If, on notification, an employee agrees to retire, there is clearly no need to follow the procedure.
Note: the Government intends to remove the default retirement age of 65 in April 2011 which would make it illegal for an employer to compulsively retire you at any age unless it can be objectively justified.
The Act stops age-discrimination in employment and work-related training.
Employers have to make sure that any redundancy policies do not directly discriminate against older employees. They should also not discriminate indirectly – for example, by selecting only part-time workers for redundancy, when a large number of these may be older workers. Employers will not be able to discriminate in respect of the benefits they provide to employees over 65.
The only exceptions will be where an age requirement can be objectively justified.
Can an employer simply make you redundant at 65 to avoid any liability under the Act?
If the principal reason for the dismissal is redundancy and not because of an employee’s age, then the redundancy will be legal and the employee will be entitled to redundancy pay at age 65 or above as they would at any other age. If the retirement procedure is used to dismiss an employee, and the contract of employment terminates on the intended date of retirement, the reason for dismissal will be retirement and the dismissal will be fair. Remember though that the employer will need to justify the reason for dismissal on retirement grounds.
What steps should you take if you think you have been discriminated against because of age?

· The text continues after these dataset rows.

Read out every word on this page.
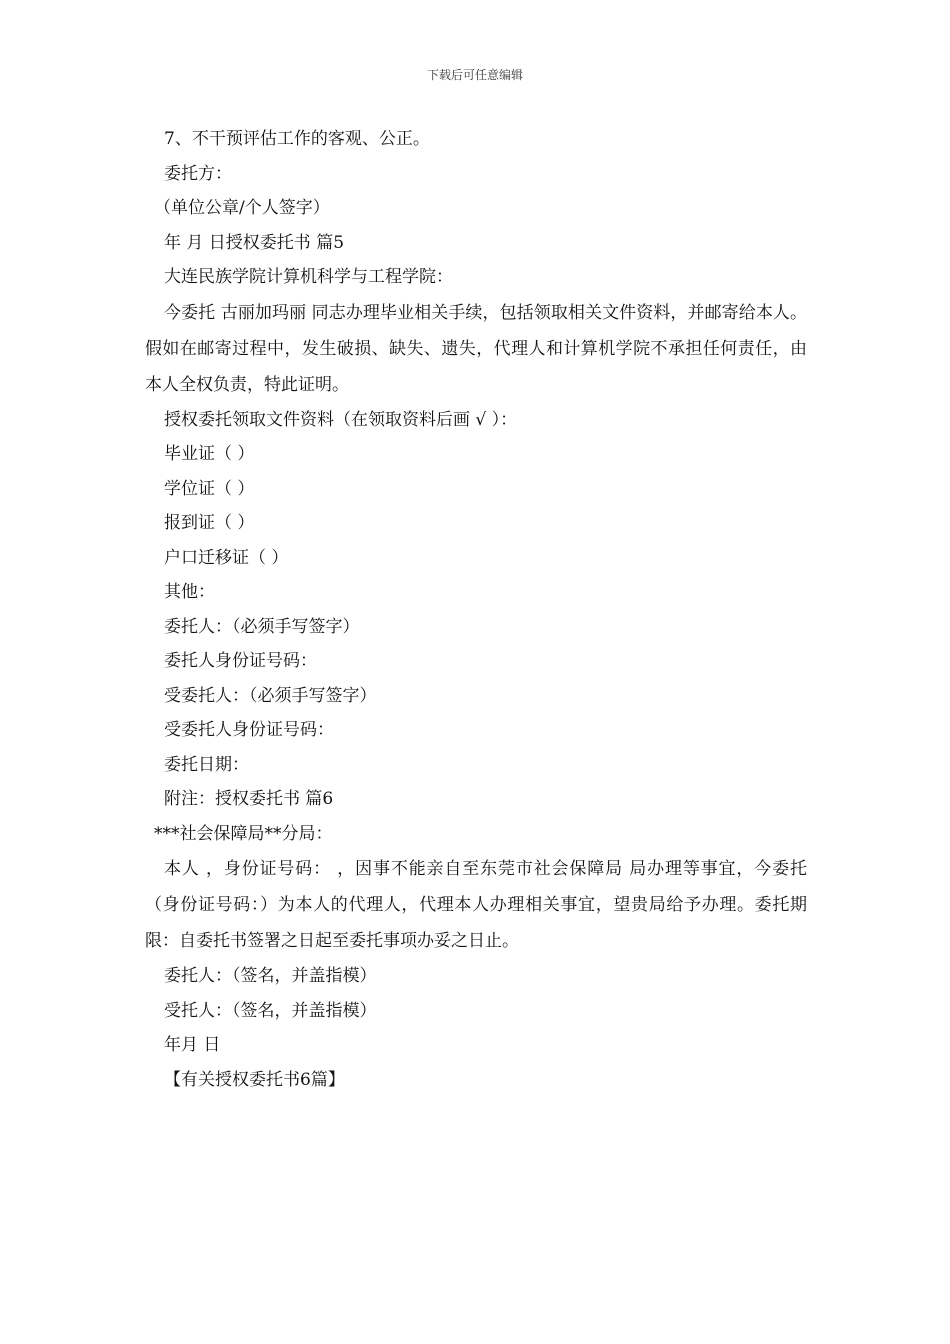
下载后可任意编辑
7、不干预评估工作的客观、公正。
委托方：
（单位公章/个人签字）
年 月 日授权委托书 篇5
大连民族学院计算机科学与工程学院：
今委托 古丽加玛丽 同志办理毕业相关手续，包括领取相关文件资料，并邮寄给本人。假如在邮寄过程中，发生破损、缺失、遗失，代理人和计算机学院不承担任何责任，由本人全权负责，特此证明。
授权委托领取文件资料（在领取资料后画 √ ）：
毕业证（ ）
学位证（ ）
报到证（ ）
户口迁移证（ ）
其他：
委托人：（必须手写签字）
委托人身份证号码：
受委托人：（必须手写签字）
受委托人身份证号码：
委托日期：
附注：授权委托书 篇6
***社会保障局**分局：
本人 ，身份证号码： ，因事不能亲自至东莞市社会保障局 局办理等事宜，今委托 （身份证号码：）为本人的代理人，代理本人办理相关事宜，望贵局给予办理。委托期限：自委托书签署之日起至委托事项办妥之日止。
委托人：（签名，并盖指模）
受托人：（签名，并盖指模）
年月 日
【有关授权委托书6篇】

If you are an employee and still in employment and you cannot resolve the matter informally with your line manager, then it is best to first lodge an internal grievance. This may be appropriate, for example, where you may have been passed over for promotion, or you have been harassed by reason of your age. Your employer will be obliged to convene a meeting without unreasonable delay to discuss your grievance. You may, however, still be able to bring a claim in the Employment Tribunal while you are still employed.
If you have already been dismissed and you think you have been discriminated against, you can lodge a claim for unfair dismissal and age discrimination at the Employment Tribunal. Any claim should be issued within 3 months of the date of dismissal or alleged discriminatory act.
If you are successful in your claim, compensation can be awarded for financial loss and there will be no ceiling to the amount of damages that you can claim.
You should, if possible, seek detailed professional advice before making a claim against your employer.